Die extreme Rechte konnte einen Teil der Unzufriedenen auf ihre Seite ziehen und die durch Korruptionsskandale erodierte Regierung entmachten. Sie regiert in Brasilien seit 2019, demokratisch gewählt. Die kritische Zivilbevölkerung wurde zu ihrem Feind, ihre Möglichkeiten, sich zu beteiligen, systematisch gekappt. Ebenso die Umweltagenda, die bis dahin eine Politik der Anerkennung von Diversität und Respekt gegenüber den traditionellen Völkern gestärkt sowie eine andere Logik der Landnutzung vertreten hatte.

2022 ist Wahljahr in Brasilien. Altpräsident Lula wird gegen den rechtsextremen Amtsinhaber Bolsonaro antreten. Sollte Lula gewinnen, wird es zumindest wieder Raum geben, die Themen von Rio 92, Umwelt, Klima und Biodiversität, zu verteidigen. Ein anderes Ergebnis könnte die Zivilgesellschaft noch stärker kriminalisieren und zersplittern.

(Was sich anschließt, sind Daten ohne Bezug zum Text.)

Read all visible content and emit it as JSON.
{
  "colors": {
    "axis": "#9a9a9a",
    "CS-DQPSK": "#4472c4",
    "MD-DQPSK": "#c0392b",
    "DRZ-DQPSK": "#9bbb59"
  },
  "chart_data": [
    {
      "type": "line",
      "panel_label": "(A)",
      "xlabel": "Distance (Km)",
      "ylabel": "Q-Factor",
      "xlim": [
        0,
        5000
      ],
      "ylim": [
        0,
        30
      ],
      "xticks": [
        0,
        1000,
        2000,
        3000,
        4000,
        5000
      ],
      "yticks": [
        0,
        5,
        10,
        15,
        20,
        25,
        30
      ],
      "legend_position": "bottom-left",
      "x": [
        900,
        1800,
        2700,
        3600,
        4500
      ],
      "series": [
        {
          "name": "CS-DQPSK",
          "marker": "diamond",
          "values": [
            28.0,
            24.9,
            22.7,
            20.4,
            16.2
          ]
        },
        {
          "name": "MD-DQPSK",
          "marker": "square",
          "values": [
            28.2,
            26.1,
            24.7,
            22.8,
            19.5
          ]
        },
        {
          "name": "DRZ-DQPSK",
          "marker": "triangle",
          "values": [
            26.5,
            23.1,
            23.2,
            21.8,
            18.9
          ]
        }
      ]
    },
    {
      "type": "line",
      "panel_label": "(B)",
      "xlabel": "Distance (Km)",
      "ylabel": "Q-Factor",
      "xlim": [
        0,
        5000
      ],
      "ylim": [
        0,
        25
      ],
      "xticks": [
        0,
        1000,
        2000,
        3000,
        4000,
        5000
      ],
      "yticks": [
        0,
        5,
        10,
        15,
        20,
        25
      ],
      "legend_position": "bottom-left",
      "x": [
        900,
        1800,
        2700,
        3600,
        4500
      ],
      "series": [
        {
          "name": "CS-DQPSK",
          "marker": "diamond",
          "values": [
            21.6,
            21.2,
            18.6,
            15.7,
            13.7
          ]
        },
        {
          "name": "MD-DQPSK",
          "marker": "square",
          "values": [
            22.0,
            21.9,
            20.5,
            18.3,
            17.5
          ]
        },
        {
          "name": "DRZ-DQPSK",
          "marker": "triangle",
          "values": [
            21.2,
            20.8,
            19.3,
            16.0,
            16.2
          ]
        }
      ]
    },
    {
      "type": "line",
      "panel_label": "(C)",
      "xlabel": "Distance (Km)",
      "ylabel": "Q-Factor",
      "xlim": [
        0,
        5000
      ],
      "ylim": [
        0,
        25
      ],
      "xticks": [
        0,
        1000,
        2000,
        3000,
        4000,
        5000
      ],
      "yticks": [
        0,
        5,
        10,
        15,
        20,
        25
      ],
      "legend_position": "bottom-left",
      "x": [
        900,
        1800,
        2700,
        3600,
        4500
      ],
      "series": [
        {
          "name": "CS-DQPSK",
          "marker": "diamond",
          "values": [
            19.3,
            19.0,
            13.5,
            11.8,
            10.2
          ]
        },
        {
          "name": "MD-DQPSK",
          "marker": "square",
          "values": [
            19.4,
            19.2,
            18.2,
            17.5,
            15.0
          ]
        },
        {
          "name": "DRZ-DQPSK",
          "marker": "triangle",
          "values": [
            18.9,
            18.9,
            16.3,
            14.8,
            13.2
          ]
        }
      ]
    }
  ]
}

Die Auseinandersetzung ist noch nicht verloren.


Marilene de Paula ist Programmkoordinatorin für Demokratie und Menschenrechte im Büro Rio de Janeiro der Heinrich-Böll-Stiftung.

Marcelo Montenegro ist Programmkoordinator für Umweltthemen im Büro Rio de Janeiro der Heinrich-Böll-Stiftung.

Annette von Schönfeld ist Büroleiterin des Büros Rio de Janeiro der Heinrich-Böll-Stiftung.